L’inizio del 20 ° secolo portò con sé un nuovo rinascimento nella poesia e nel dramma russo, una “Silver Age” che rivaleggiava, e per certi aspetti superava, la “Golden Age” pushkiniana.”L’orientamento civico che aveva dominato la letteratura russa dal 1840 è stato, per il momento, abbandonato. Il nuovo grido delle avanguardie era “arte per l’arte”, e i nuovi idoli erano i simbolisti francesi. La prima generazione “decadente” di simbolisti russi includeva i poeti Valery Bryusov, Konstantin Balmont e Zinaida Gippius. La seconda generazione, più mistica e apocalittica, comprendeva Aleksandr Blok (forse il poeta lirico più talentuoso che la Russia abbia mai prodotto), il poeta e teorico Vyacheslav Ivanov e il poeta e scrittore di prosa Andrey Bely. I simbolisti dominarono la scena letteraria fino al 1910, quando i dissensi interni portarono al crollo del movimento.

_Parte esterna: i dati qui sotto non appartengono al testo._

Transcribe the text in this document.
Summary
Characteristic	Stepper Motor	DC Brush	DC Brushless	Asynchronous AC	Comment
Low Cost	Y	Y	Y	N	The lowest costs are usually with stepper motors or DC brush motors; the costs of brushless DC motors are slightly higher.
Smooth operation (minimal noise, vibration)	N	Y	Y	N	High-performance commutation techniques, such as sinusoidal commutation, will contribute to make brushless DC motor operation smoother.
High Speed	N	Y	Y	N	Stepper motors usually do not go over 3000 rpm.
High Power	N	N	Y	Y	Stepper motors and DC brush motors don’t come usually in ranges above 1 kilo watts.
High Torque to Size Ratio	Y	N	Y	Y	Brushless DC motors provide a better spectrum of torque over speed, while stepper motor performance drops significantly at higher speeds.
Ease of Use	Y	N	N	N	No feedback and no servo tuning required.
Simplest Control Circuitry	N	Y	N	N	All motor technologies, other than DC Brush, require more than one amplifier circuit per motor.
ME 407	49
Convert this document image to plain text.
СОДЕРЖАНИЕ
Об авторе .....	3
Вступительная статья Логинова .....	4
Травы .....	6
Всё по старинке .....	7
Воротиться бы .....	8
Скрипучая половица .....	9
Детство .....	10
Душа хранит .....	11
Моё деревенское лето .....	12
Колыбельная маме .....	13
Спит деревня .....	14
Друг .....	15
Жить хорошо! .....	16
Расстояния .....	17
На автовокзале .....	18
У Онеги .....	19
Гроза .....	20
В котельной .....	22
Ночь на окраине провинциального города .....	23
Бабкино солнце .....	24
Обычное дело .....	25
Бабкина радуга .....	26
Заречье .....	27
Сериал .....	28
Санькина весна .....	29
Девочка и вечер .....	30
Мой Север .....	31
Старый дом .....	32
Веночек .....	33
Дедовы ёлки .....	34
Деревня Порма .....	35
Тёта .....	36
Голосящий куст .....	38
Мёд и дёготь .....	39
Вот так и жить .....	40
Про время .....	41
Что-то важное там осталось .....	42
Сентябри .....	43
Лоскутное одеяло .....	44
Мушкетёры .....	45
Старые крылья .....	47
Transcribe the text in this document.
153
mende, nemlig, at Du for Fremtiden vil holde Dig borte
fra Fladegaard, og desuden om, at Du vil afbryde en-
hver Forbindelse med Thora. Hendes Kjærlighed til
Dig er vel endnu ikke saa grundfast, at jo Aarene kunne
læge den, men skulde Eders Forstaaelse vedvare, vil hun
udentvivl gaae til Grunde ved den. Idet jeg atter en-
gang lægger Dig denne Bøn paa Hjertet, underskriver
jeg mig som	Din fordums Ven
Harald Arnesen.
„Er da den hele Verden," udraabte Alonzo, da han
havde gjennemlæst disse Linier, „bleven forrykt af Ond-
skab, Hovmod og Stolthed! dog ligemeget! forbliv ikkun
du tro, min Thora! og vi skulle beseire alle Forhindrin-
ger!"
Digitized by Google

Il periodo immediatamente precedente e immediatamente successivo alla Rivoluzione russa del 1917 fu caratterizzato dal lavoro di sei poeti straordinariamente talentuosi e difficili. I brevi testi di Anna Akhmatova, finemente cesellati, le hanno portato fama all’inizio della sua carriera, ma più tardi nella vita ha prodotto opere più lunghe come Requiem, scritto dal 1935 al 1940 ma pubblicato in Russia solo nel 1989, il suo memoriale alle vittime delle purghe di Joseph Stalin (in particolare suo figlio, che fu imprigionato nel 1937). I futuristi Velimir Khlebnikov e Vladimir Majakovskij si impegnarono in esperimenti innovativi per liberare il discorso poetico dalle catene della tradizione. Marina Cvetayeva, un’altra grande sperimentatrice poetica, produsse gran parte del suo lavoro principale al di fuori del paese, ma tornò in Unione Sovietica nel 1939, solo per suicidarsi lì due anni dopo. Boris Pasternak, che ha vinto il premio Nobel per la letteratura nel 1958, ha prodotto testi di grande profondità e potenza in questo periodo, e Osip Mandelshtam ha creato alcune delle più belle e inquietanti poesie liriche in lingua russa.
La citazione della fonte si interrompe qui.